Married man chasing a fantasy
COUNSELLOR, I’ve been married for over a decade, but for the past few months, I’ve been having an affair with a colleague. It started as harmless talk about work stress — now it’s motel rooms, back of the car, secret texts, and adventures that feel more real than my marriage. At home, everything’s flat: no intimacy, no spark, just kids, bills, a messy house, and constant noise. With this other woman, I feel seen, desired and alive. The passion is overwhelming, like I can hardly breathe. I know I’m betraying my wife who’s always been there for me, and the guilt is crushing… but so is the thought of letting this other woman go.
Am I chasing a fantasy, or is this affair revealing something my marriage has long been missing?
You are having an affair, and you want to know if it is fulfilling something your marriage isn’t. Yes, sure, the affair is giving you the thrills and adventures that you’re not getting from your wife. You feel “desired and alive” with this lady, while you feel bored and unseen with your wife. Many readers may identify with that. They may be in the same boat. Both husbands and wives can feel that having an affair is thrilling and satisfying. But, there’s a but…
Outside attention can feel like it is doing what the marriage isn’t. Yes, it can reveal what is absent from your marriage. But whose fault is that? That’s to be determined. You asked if you’re “chasing fantasy”. Let me try to help by sharing a few points. I will include some scriptural, but easily known and accepted social principles:
Familiar things: The Bible notes in 2 Corinthians 12:15, “I will most gladly spend and be spent for your souls. If I love you more, am I to be loved less?” The concept: The more someone does because of love, the more their love can be taken for granted. Sad. Familiarity breeds contempt. The “familiar” can seem boring, dull and distasteful. You’ve said your wife “has always been there” for you. The familiar is familiar because it’s been faithful. There’s a weakness in people, displayed by the “turn-off” with what is faithful. Sad. I say to you, and to all couples, don’t destroy what’s faithful. It is your solid foundation. Fire up the passion in your marriage by purposefully figuring out how to constantly show appreciation. DON’T DESPISE A FAITHFUL SPOUSE.

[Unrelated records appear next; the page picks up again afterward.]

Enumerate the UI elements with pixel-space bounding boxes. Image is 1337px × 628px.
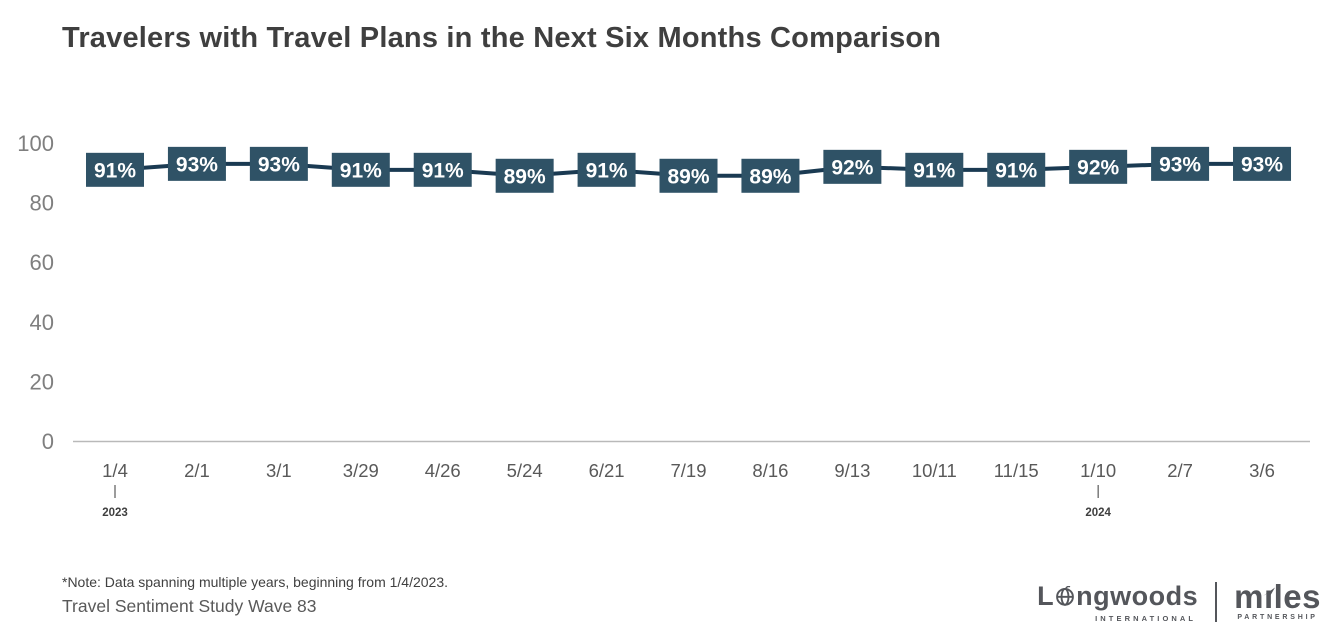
- x-axis-tick-label: 3/1: [266, 460, 292, 481]
- data-point-label: 93%: [1159, 153, 1201, 176]
- x-axis-tick-label: 2/1: [184, 460, 210, 481]
- x-axis-tick-label: 8/16: [752, 460, 788, 481]
- data-point-label: 91%: [94, 159, 136, 182]
- longwoods-wordmark: L ngwoods: [1037, 581, 1198, 611]
- data-point-label: 89%: [749, 165, 791, 188]
- x-axis-tick-label: 9/13: [834, 460, 870, 481]
- data-point-box: [905, 152, 964, 187]
- x-axis-tick-label: 6/21: [589, 460, 625, 481]
- data-point-label: 89%: [667, 165, 709, 188]
- data-point-box: [167, 146, 226, 181]
- data-point-label: 93%: [176, 153, 218, 176]
- longwoods-subtext: INTERNATIONAL: [1095, 614, 1197, 623]
- data-point-box: [249, 146, 308, 181]
- data-point-box: [1069, 149, 1128, 184]
- x-axis-tick-label: 1/4: [102, 460, 128, 481]
- miles-i: ı: [1263, 578, 1274, 615]
- miles-suffix: les: [1273, 578, 1321, 615]
- data-point-box: [577, 152, 636, 187]
- longwoods-prefix: L: [1037, 580, 1055, 611]
- data-point-label: 91%: [422, 159, 464, 182]
- y-axis-tick-label: 0: [42, 429, 54, 454]
- miles-prefix: m: [1234, 578, 1264, 615]
- footnote: *Note: Data spanning multiple years, beg…: [62, 574, 449, 590]
- data-point-box: [86, 152, 144, 187]
- y-axis-tick-label: 20: [30, 369, 54, 394]
- x-axis-tick-label: 10/11: [912, 460, 957, 481]
- year-label: 2023: [102, 507, 128, 519]
- data-point-label: 91%: [340, 159, 382, 182]
- data-point-label: 89%: [504, 165, 546, 188]
- y-axis-tick-label: 60: [30, 250, 54, 275]
- data-point-label: 91%: [913, 159, 955, 182]
- data-point-box: [987, 152, 1046, 187]
- y-axis-tick-label: 40: [30, 310, 54, 335]
- x-axis-tick-label: 11/15: [994, 460, 1039, 481]
- data-point-label: 91%: [995, 159, 1037, 182]
- y-axis-tick-label: 80: [30, 191, 54, 216]
- longwoods-logo: L ngwoods INTERNATIONAL: [1037, 581, 1198, 623]
- x-axis-tick-label: 2/7: [1167, 460, 1193, 481]
- data-point-label: 92%: [1077, 156, 1119, 179]
- x-axis-tick-label: 1/10: [1080, 460, 1116, 481]
- miles-logo: m ıles PARTNERSHIP: [1234, 578, 1321, 622]
- miles-wordmark: m ıles: [1234, 578, 1321, 615]
- data-point-box: [495, 158, 554, 193]
- data-point-label: 92%: [831, 156, 873, 179]
- y-axis-tick-label: 100: [17, 131, 54, 156]
- data-point-label: 93%: [1241, 153, 1283, 176]
- x-axis-tick-label: 7/19: [671, 460, 707, 481]
- data-point-box: [331, 152, 390, 187]
- line-chart: 0 20 40 60 80 100 91% 93% 93% 91% 91% 89% 91% 89% 89% 9…: [17, 131, 1310, 519]
- longwoods-suffix: ngwoods: [1076, 580, 1199, 611]
- chart-title: Travelers with Travel Plans in the Next …: [62, 22, 942, 54]
- data-point-label: 93%: [258, 153, 300, 176]
- x-axis-tick-label: 3/6: [1249, 460, 1275, 481]
- globe-icon: [1055, 584, 1075, 611]
- x-axis-tick-label: 4/26: [425, 460, 461, 481]
- data-point-box: [823, 149, 882, 184]
- data-point-box: [741, 158, 800, 193]
- logo-divider: [1215, 582, 1218, 622]
- paper-plane-icon: [1262, 572, 1276, 603]
- data-point-box: [1151, 146, 1210, 181]
- data-point-box: [659, 158, 718, 193]
- x-axis-tick-label: 3/29: [343, 460, 379, 481]
- footer-logos: L ngwoods INTERNATIONAL m ıles PARTNERSHI…: [1037, 578, 1321, 623]
- data-point-box: [1233, 146, 1292, 181]
- x-axis-tick-label: 5/24: [507, 460, 543, 481]
- data-point-label: 91%: [586, 159, 628, 182]
- source-label: Travel Sentiment Study Wave 83: [62, 596, 317, 616]
- year-label: 2024: [1085, 507, 1111, 519]
- miles-subtext: PARTNERSHIP: [1237, 614, 1318, 622]
- data-point-box: [413, 152, 472, 187]
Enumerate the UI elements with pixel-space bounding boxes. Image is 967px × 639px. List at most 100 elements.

Secret things: The Bible again says in Proverbs 9:17, “Stolen water is sweet, and bread eaten in secret is pleasant”. Concept: what’s forbidden can seem exciting. Experiencing what’s restricted can offer a thrill. The passion of the, “We shouldn’t be doing this” is quite apparent. But there’s a reason for those restrictions. Infidelity has a steep price. It will often cause excruciating pains later on when the truth comes out — and it will. (Perfume can’t be applied and hidden.) The cost can include loss of a loyal, loving partner, the loss of the respect of your children and the other relatives, the loss of assets and finances, and the loss of your reputation. BE CREATIVE ENOUGH TO BUILD EXCITEMENT INTO YOUR OWN MARRIAGE.
Sown things: Again, the Bible says in Hosea 10:12, “Sow for yourselves righteousness; reap steadfast love…” There is a commonly accepted “law of reciprocity” — what you do comes back to you. Enough people will say “it guh suh”. Consider what harvest truly awaits you if you’re comfortable “sowing” infidelity. A momentary hurt happens to the one cheated on, but good will be in their future. ENSURE YOUR FUTURE IS BRIGHT BY DOING WHAT IS RIGHT.
Monogamy may be tough, but it really is best practice — it is the enlightened way. Loyalty is still virtuous. Give me a call if you’d like further help to figure this out. We will work on finding and filling the “gaps” in your marriage. I pray that irreparable damage hasn’t already been done.